Yet, more African Americans have the means to hire. A few years ago there was one Black-owned firm for every three White-owned businesses. That disparity, according to the Urban League's State of Black America in 2006 report, has dropped to 2.5 to one.
From 1997 to 2002 the number of businesses owned by Black entrepreneurs grew more than four times the U.S. rate. In 1997, according to the U.S. Census, 823,499 Black-owned businesses employed 718,341 workers. Five years later 1,197,988 African-American businesses had 770,746 pay-rolled workers, most of them in the service and retail industries.
And though it's generally not discussed, at least in mixed company, some of these Blacks hire immigrants. They mow Blacks' lawns, wash their dishes and baby-sit their kids. They are often from Mexico, El Salvador, Guatemala and other Latin American countries, and they are frequently in this country illegally.
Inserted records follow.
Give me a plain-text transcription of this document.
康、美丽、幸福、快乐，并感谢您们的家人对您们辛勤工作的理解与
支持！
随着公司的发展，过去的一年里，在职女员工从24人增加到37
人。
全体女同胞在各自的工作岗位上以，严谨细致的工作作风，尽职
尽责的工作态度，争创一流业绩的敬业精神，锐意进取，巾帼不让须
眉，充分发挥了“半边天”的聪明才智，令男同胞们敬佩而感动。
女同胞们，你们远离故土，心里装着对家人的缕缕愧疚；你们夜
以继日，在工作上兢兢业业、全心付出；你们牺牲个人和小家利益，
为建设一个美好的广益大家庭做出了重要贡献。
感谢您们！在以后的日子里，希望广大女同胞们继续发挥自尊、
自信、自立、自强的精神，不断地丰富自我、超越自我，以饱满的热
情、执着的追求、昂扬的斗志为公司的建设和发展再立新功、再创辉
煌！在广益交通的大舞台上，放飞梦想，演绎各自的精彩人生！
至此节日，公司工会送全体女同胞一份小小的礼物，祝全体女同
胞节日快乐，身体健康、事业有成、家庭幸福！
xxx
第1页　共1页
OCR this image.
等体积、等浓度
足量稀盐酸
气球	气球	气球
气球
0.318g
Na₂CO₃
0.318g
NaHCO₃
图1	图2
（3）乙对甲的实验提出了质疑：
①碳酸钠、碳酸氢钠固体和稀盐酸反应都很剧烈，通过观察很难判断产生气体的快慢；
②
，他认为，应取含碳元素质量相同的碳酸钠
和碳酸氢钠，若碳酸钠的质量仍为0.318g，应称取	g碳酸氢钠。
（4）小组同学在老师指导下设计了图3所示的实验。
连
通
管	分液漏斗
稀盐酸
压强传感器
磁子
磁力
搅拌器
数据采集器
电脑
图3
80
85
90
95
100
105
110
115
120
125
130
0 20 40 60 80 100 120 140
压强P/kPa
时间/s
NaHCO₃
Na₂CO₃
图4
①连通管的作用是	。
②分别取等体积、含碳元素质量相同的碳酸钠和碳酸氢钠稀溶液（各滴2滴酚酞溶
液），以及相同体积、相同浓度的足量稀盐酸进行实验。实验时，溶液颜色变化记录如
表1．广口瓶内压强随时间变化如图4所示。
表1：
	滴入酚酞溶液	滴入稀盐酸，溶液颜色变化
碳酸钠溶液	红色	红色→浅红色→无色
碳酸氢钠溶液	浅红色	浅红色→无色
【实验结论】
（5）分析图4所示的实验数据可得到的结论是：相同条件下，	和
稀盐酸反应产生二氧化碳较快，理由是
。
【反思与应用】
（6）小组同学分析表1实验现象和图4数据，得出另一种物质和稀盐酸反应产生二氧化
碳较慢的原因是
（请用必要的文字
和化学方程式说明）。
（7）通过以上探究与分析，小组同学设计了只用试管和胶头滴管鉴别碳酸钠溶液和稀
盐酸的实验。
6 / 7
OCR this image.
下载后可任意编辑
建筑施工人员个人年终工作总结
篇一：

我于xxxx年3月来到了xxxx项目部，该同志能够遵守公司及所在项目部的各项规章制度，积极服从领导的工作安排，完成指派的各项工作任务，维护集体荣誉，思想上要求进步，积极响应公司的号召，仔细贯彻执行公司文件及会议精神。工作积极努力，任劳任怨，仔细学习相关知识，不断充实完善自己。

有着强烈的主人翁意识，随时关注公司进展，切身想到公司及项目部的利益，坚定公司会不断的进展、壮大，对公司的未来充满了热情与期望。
But to some African Americans, hiring a Latino immigrant is less about employing a non-Black than it is a non-White. "It can be complicated," said Percy Hintzen, a professor of African-American studies at the University of California Berkeley. "The African-American middle class has always been engaged with international issues, and always have sort of identified with the Diaspora, people in the Caribbean and those of the global south. There's a tendency for the middle class to be progressive or liberal."